Dawn Aponte

New York Giants
- Title: Senior vice president of football operations and strategy

Personal information
- Born: 1971 or 1972 (age 54–55)

Career information
- High school: Notre Dame Academy (Staten Island, New York)
- College: Delaware Wagner College New York Law School

Career history
- New York Jets (1994–2001) Accountant; New York Jets (2001–2003) Salary cap analyst and pro personnel assistant; New York Jets (2003–2005) Manager of football administration; New York Jets (2005) Senior director of football administration; National Football League (2006–2008) Vice president of labor finance; Cleveland Browns (2009–2010) Vice president of football administration; Miami Dolphins (2010–2012) Senior vice president of football operations; Miami Dolphins (2012–2016) Executive vice president of football administration; National Football League (2017–2026) Chief administrator of football operations; New York Giants (2026–present) Senior vice president of football operations and strategy;

= Dawn Aponte =

American football administrator and attorney (born c. 1971)

Dawn Marie DiFortuna-Aponte (born c. 1971) is an American football administrator, accountant, and attorney. She is the senior vice president of football operations and strategy for the New York Giants of the National Football League (NFL), having served in the position since February 2026. She was the chief administrator of football operations for the NFL from June 2017 to 2026.

==Early life==
Aponte was born c. 1971) grew up in Staten Island, New York. She attended Notre Dame Academy. She went to the University of Delaware and graduated in 1993 with a B.S. degree in accounting.

==Professional career==
===New York Jets===
While enrolled at Delaware, she interned with the New York Jets as an accountant, and took a full-time position in 1994. She graduated from Wagner College in 1999 with an M.B.A. degree in finance and management, and received a Juris Doctor from New York Law School in February 2003. In May 2001, the Jets promoted her to salary cap analyst and pro personnel assistant. She was promoted to manager of football administration in June 2003. While with the Jets, she was mentored by Mike Tannenbaum, Bill Parcells, and Bill Belichick.
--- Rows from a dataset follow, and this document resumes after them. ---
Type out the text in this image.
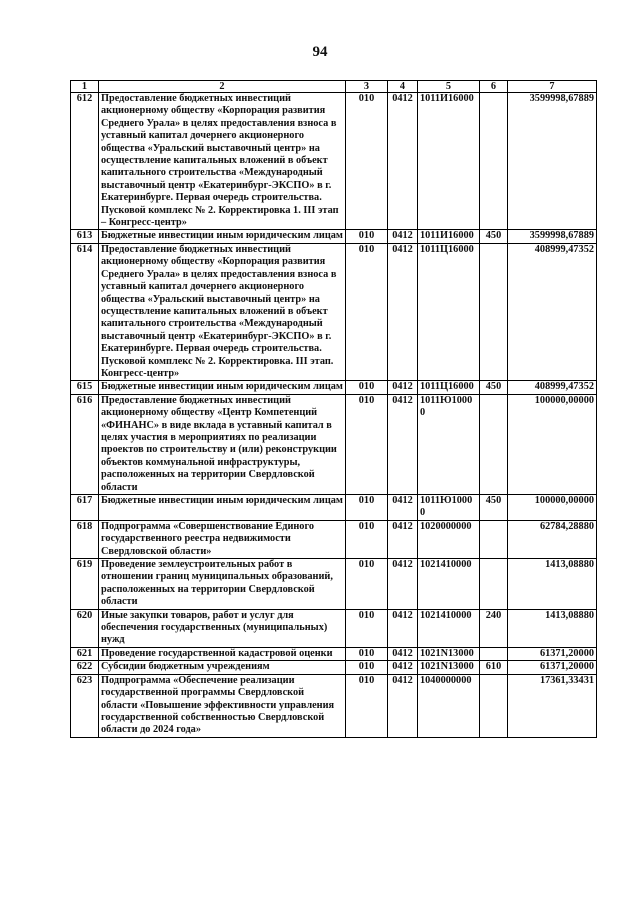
94
1	2	3	4	5	6	7
612	Предоставление бюджетных инвестиций акционерному обществу «Корпорация развития Среднего Урала» в целях предоставления взноса в уставный капитал дочернего акционерного общества «Уральский выставочный центр» на осуществление капитальных вложений в объект капитального строительства «Международный выставочный центр «Екатеринбург-ЭКСПО» в г. Екатеринбурге. Первая очередь строительства. Пусковой комплекс № 2. Корректировка 1. III этап – Конгресс-центр»	010	0412	1011И16000		3599998,67889
613	Бюджетные инвестиции иным юридическим лицам	010	0412	1011И16000	450	3599998,67889
614	Предоставление бюджетных инвестиций акционерному обществу «Корпорация развития Среднего Урала» в целях предоставления взноса в уставный капитал дочернего акционерного общества «Уральский выставочный центр» на осуществление капитальных вложений в объект капитального строительства «Международный выставочный центр «Екатеринбург-ЭКСПО» в г. Екатеринбурге. Первая очередь строительства. Пусковой комплекс № 2. Корректировка. III этап. Конгресс-центр»	010	0412	1011Ц16000		408999,47352
615	Бюджетные инвестиции иным юридическим лицам	010	0412	1011Ц16000	450	408999,47352
616	Предоставление бюджетных инвестиций акционерному обществу «Центр Компетенций «ФИНАНС» в виде вклада в уставный капитал в целях участия в мероприятиях по реализации проектов по строительству и (или) реконструкции объектов коммунальной инфраструктуры, расположенных на территории Свердловской области	010	0412	1011Ю10000		100000,00000
617	Бюджетные инвестиции иным юридическим лицам	010	0412	1011Ю10000	450	100000,00000
618	Подпрограмма «Совершенствование Единого государственного реестра недвижимости Свердловской области»	010	0412	1020000000		62784,28880
619	Проведение землеустроительных работ в отношении границ муниципальных образований, расположенных на территории Свердловской области	010	0412	1021410000		1413,08880
620	Иные закупки товаров, работ и услуг для обеспечения государственных (муниципальных) нужд	010	0412	1021410000	240	1413,08880
621	Проведение государственной кадастровой оценки	010	0412	1021N13000		61371,20000
622	Субсидии бюджетным учреждениям	010	0412	1021N13000	610	61371,20000
623	Подпрограмма «Обеспечение реализации государственной программы Свердловской области «Повышение эффективности управления государственной собственностью Свердловской области до 2024 года»	010	0412	1040000000		17361,33431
===National Football League===
Aponte became the vice president of labor finance for the National Football League's management council in 2006, and stayed in that position for three years.

===Cleveland Browns===
Aponte was the vice president of football administration and top contract negotiator for the Cleveland Browns in 2009.

===Miami Dolphins===
She resigned from the team to become the senior vice president of football operations for the Miami Dolphins in February 2010. She was promoted to executive vice president of football administration in 2012, and worked with general manager Jeff Ireland on player contract negotiations until 2014. She began reporting to general manager Dennis Hickey when he was hired in January 2014. In 2014, Aponte was one of two female vice presidents on NFL teams, along with Katie Blackburn of the Cincinnati Bengals. Mike Tannenbaum was promoted to executive vice president of football operations of the Dolphins in February 2015, and Aponte started reporting directly to owner Stephen M. Ross. She left the Dolphins in September 2016 to become a business development executive at RSE Ventures, a private investment firm founded by Ross.

===National Football League (2nd stint)===
Aponte was hired by the NFL league office to become their chief administrator of football operations in June 2017. She became the highest-ranked woman in NFL football operations with the appointment. On the third day of the televised 2020 NFL draft, she and NFL executive Dave Gardi replaced commissioner Roger Goodell in announcing draft picks from their homes during the COVID-19 pandemic. She continued announcing selections during the 2021 NFL draft.

Aponte interviewed with the Los Angeles Chargers for their general manager position in January 2024.

===New York Giants===
The New York Giants hired Aponte as the team's senior vice president of football operations and strategy on February 4, 2026.

==Personal==
Aponte is married with four children. Aponte was a guest speaker at the NFL Career Development Symposium in May 2013. She was named to the USA Football board of directors on October 17, 2013. In March 2016, she spoke at the first NFL Women's Career Development Symposium.

Jennifer Garner's character in the 2014 film Draft Day is loosely based on Aponte.